Q_0, q_0 = IterationDependent.get_parameters_distance_to_solution(
    algorithm,
    0,
    i=1,
    j=1,
)
Q_K, q_K = IterationDependent.get_parameters_function_value_suboptimality(
    algorithm,
    K,
)

result = IterationDependent.search_lyapunov(
    problem,
    algorithm,
    K,
    Q_0,
    Q_K,
    q_0=q_0,
    q_K=q_K,
    solver_options=solver_options,
)

if result["status"] != "feasible":
    raise RuntimeError("No feasible chained Lyapunov certificate for this setup.")

c_K = result["c_K"]
theta_K = algorithm.compute_theta(K, K)
c_K_theory = L / (2.0 * theta_K ** 2)

print(f"c_K (AutoLyap): {c_K:.6e}")
print(f"c_K (theory):   {c_K_theory:.6e}")

What to inspect in result:

result["status"]: feasible, infeasible, or not_solved.
result["solve_status"]: raw backend status.
result["c_K"]: certified finite-horizon constant when feasible.
result["certificate"]: chained Lyapunov certificate matrices/vectors.

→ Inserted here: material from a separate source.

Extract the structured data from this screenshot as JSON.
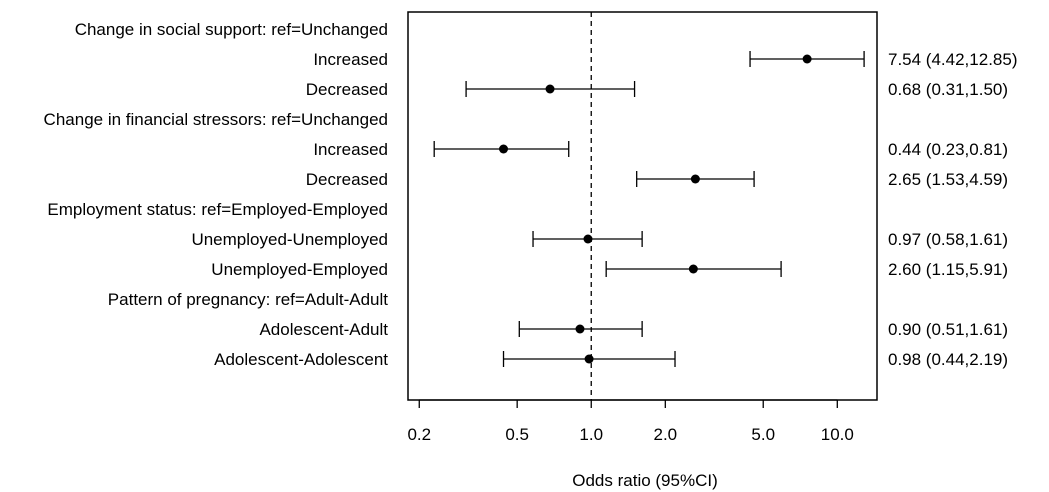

The computed value c_K (AutoLyap) matches (up to solver numerical tolerances) the theoretical horizon-K expression:

\[f(x^K) - f(x^\star) \le c_K\,\|x^0 - x^\star\|^2, \qquad c_K = \frac{L}{2\theta_K^2}.\]

In particular,

\[f(x^K) - f(x^\star) = O\!\left(\frac{1}{\theta_K^2}\right) = O\!\left(\frac{1}{K^2}\right).\]

Sweeping over \(K \in \llbracket 1, 100\rrbracket\) gives the log-log plot below, with the theoretical bound in black and AutoLyap certificates as blue dots.

Optimized-gradient c_K versus K in log-log scale with theoretical line and AutoLyap points.

References

[KF15]

Donghwan Kim and Jeffrey A. Fessler. Optimized first-order methods for smooth convex minimization. Mathematical Programming, 159(1-2):81–107, October 2015. doi:10.1007/s10107-015-0949-3.